In a statement released after the call, Ukraine’s president praised the US for its “unwavering support” and urged US President Barack Obama to visit Ukraine. The White House has made no comment on the invitation.

The day before, an hour-long chat between President Biden and Russian President Vladimir Putin failed to produce a breakthrough.

One of Russia’s principal demands, that Ukraine never be permitted to join the Nato military alliance, has been made plain by Western partners, who have stated that the organisation’s door must stay open to prospective members.

However, Ukraine’s ambassador in London, Vadym Prystaiko, told reporters that his nation could be prepared to give up its aim to join Nato in order to avoid conflict, stating that Ukraine is “flexible.”

When asked if Kiyv was considering abandoning its ambitions to join Nato, despite the fact that it was inscribed into the Ukrainian constitution, he responded, “We may – especially if we’re intimidated, blackmailed, and pushed into it.”

German Chancellor Olaf Scholz will meet with President Zelensky in Kyiv on Monday and President Putin in Moscow on Tuesday in the latest attempt to find a diplomatic settlement.

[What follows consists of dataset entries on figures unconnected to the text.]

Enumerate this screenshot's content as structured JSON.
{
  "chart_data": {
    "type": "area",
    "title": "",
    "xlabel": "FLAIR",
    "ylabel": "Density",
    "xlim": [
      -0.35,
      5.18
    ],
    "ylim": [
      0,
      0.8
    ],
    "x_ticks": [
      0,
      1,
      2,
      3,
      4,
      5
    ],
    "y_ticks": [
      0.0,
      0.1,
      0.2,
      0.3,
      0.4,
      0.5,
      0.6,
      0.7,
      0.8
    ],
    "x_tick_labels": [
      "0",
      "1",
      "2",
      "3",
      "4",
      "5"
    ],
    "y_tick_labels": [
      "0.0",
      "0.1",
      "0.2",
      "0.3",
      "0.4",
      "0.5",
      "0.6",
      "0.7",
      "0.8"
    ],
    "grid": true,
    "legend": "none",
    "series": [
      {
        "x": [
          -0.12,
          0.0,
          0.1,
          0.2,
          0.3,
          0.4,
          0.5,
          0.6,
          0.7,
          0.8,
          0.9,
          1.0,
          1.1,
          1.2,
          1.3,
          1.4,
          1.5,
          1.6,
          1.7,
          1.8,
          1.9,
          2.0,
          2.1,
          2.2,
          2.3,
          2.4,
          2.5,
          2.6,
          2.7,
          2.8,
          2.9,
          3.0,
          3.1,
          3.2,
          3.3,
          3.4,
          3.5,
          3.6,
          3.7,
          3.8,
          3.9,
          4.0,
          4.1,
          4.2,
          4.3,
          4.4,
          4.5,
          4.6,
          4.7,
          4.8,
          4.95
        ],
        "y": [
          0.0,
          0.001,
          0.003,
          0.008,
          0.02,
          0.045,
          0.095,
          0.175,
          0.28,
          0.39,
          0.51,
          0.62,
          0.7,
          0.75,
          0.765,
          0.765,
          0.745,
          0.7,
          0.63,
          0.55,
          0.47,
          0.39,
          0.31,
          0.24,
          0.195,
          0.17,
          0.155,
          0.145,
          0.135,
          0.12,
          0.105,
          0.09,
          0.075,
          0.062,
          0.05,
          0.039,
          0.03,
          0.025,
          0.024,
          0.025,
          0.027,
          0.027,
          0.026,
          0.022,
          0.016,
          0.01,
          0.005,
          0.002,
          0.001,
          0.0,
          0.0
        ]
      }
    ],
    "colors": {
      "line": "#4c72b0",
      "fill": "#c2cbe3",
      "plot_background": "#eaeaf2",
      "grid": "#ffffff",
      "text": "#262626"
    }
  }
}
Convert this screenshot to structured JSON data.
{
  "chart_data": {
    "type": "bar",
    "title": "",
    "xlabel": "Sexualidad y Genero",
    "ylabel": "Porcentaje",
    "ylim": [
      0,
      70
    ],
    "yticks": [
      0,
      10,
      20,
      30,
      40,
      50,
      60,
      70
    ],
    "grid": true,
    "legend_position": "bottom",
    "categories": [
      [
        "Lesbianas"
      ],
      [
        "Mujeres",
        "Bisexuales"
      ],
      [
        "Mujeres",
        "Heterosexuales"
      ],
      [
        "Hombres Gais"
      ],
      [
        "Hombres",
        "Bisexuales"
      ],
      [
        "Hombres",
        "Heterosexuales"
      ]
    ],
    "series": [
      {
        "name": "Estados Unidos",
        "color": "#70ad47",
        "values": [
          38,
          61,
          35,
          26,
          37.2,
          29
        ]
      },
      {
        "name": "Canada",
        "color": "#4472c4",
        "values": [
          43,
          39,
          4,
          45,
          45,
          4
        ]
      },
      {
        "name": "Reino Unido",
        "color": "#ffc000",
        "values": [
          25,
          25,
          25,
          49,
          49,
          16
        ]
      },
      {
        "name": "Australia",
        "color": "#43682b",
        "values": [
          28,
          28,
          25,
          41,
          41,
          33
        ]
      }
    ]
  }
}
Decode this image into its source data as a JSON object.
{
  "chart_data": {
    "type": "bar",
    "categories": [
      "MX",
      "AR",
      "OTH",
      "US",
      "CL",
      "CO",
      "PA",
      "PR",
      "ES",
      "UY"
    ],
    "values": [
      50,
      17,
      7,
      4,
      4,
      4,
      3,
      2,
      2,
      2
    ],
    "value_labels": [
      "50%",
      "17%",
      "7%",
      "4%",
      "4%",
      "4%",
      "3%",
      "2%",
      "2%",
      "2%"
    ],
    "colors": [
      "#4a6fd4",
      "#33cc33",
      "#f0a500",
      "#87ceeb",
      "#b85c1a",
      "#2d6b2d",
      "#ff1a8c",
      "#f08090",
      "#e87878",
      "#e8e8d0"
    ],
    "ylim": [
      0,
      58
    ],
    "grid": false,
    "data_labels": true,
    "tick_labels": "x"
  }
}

The chancellor, who took over Germany’s leadership from Angela Merkel in December, has warned that if Russia launches an invasion, it would face serious economic repercussions, echoing warnings made by other Western states and members of the Nato military alliance.

Officials in Berlin, on the other hand, have discounted the chances of a breakthrough.

Meanwhile, UK Prime Minister Boris Johnson is planning new diplomatic discussions throughout Europe in an attempt to draw Russia “back from the brink” of conflict.